The article analyzes the criminal and civil understanding of the concepts of "foreign property", "right to property" and "property law". Different meanings of these concepts are considered. Differences in criminal and civil law understanding of these concepts and their relationship are established. It is substantiated that the subject of possession provided for in p. 2 art. 191 of the Criminal Code is only someone else's property, not the right to property and property rights. It is substantiated that the concept of "property" in the relevant compositions of criminal offenses against property performs other functions than the concept of "property" in civil law, and that the criminal law understanding of property and civil law definition of property in p. 1 of art. 190 of the Civil Code are unequal (different). On this basis and taking into account the legal positions of the Supreme Court and the Supreme Court of Ukraine, the conclusion is formulated that the subject of possession in the relevant composition of criminal offenses against property can be only someone else's property, not the right to it or not a property actions. The concepts of “property right” and “right to property” are not identical, and the concepts of “property right”, the term "right to property" constitute real rights on the property, but no other rights that are not property. In view of this, the possession by an official by abusing his official position the right to property or, in other words, the possession by an official by abusing of the right to property cannot be qualified under the relevant part of art. 191 of the Criminal Code. In addition, the article analyzes the definition of "right to property", which affect the recognition of the right to property as a kind of "subject" of the so-called "selfish abuses" under art. 364, 364-1 of the Criminal Code. It is emphasized that when an official possession the right to property committed by abusing his official position, he cannot qualify under the relevant part of art. 191 of the Criminal Code, as there is no such mandatory feature of p. 2 of art. 191 of the Criminal Code of abuse as someone else's property that is the subject of abuse.

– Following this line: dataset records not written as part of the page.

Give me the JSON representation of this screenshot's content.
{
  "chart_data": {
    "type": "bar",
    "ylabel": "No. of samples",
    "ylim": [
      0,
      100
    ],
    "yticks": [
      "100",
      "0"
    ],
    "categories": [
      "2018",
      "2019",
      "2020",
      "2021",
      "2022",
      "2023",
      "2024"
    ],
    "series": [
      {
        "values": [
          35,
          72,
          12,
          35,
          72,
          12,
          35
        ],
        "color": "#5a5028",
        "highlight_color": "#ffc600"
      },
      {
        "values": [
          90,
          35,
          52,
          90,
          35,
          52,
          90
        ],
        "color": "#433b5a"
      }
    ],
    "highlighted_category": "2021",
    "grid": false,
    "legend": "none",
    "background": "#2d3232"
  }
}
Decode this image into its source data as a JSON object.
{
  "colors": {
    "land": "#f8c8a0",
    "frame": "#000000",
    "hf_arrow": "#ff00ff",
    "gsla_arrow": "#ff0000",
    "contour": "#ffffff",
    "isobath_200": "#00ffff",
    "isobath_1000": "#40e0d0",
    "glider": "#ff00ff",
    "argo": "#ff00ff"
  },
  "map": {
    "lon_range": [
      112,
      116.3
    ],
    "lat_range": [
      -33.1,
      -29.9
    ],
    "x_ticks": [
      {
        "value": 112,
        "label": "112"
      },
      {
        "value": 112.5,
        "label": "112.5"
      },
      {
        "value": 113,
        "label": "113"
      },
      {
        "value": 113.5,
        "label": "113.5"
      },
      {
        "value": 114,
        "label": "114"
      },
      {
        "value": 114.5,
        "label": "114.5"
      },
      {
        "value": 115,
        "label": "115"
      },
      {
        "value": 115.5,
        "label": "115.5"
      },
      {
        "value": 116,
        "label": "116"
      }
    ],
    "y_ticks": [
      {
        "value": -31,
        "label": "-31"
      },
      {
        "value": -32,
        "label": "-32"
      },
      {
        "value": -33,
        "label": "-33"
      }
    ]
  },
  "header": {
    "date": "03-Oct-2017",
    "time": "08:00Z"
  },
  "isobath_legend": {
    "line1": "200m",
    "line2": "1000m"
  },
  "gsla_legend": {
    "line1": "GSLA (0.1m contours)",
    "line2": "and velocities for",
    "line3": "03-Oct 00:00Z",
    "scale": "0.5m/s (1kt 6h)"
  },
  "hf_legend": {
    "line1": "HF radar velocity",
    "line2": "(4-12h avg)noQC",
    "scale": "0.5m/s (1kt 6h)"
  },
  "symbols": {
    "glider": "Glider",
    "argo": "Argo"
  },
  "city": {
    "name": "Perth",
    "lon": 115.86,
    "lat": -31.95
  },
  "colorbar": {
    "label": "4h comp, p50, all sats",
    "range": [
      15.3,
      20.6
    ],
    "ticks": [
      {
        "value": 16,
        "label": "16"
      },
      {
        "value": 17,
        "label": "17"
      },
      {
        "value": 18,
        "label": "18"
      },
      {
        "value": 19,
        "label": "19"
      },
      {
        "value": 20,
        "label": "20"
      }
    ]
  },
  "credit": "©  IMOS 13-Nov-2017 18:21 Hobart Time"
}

官员滥用职权所犯的财产权利和作为占有客体的财产权利(乌克兰刑法第191条第2部分)
本文分析了刑事和民事对“外国财产”、“财产权利”和“物权法”概念的理解。考虑了这些概念的不同含义。刑法和民法对这些概念及其关系的理解存在差异。事实证明,第2条第2款所规定的占有主体。刑法第191条规定的只是别人的财产,没有财产权和财产权的权利。本文论证了财产犯罪相关构成中的“财产”概念所发挥的功能不同于民法中的“财产”概念,并论证了刑法对财产的理解和民法对财产的定义。《民法典》第190条是不平等的(不同的)。在此基础上并考虑到乌克兰最高法院和最高法院的法律立场,得出的结论是,在财产犯罪的有关构成中,占有的主体只能是他人的财产,而不是对财产的权利,也不是财产诉讼。“产权”和“财产权利”的概念是不相同的,“产权”的概念,“财产权利”的术语构成了对财产的物权,而不是其他非财产的权利。有鉴于此,官员滥用职务而占有财产权利,或者说,官员滥用财产权利而占有财产的行为,不能在art的相关部分下得到限定。《刑法》第191条。此外,文章还对“财产权”的定义进行了分析,这影响了对财产权作为一种“主体”的认定,即art下所谓的“自私滥用”。《刑法》第364和364-1条。文章强调,当公职人员滥用职权而取得财产权利时,不具备本条有关规定的资格。《刑法》第191条,因为第2条没有这种强制性特征。《刑法》第191条将滥用视为他人财产即被滥用的主体。
本文章由计算机程序翻译,如有差异,请以英文原文为准。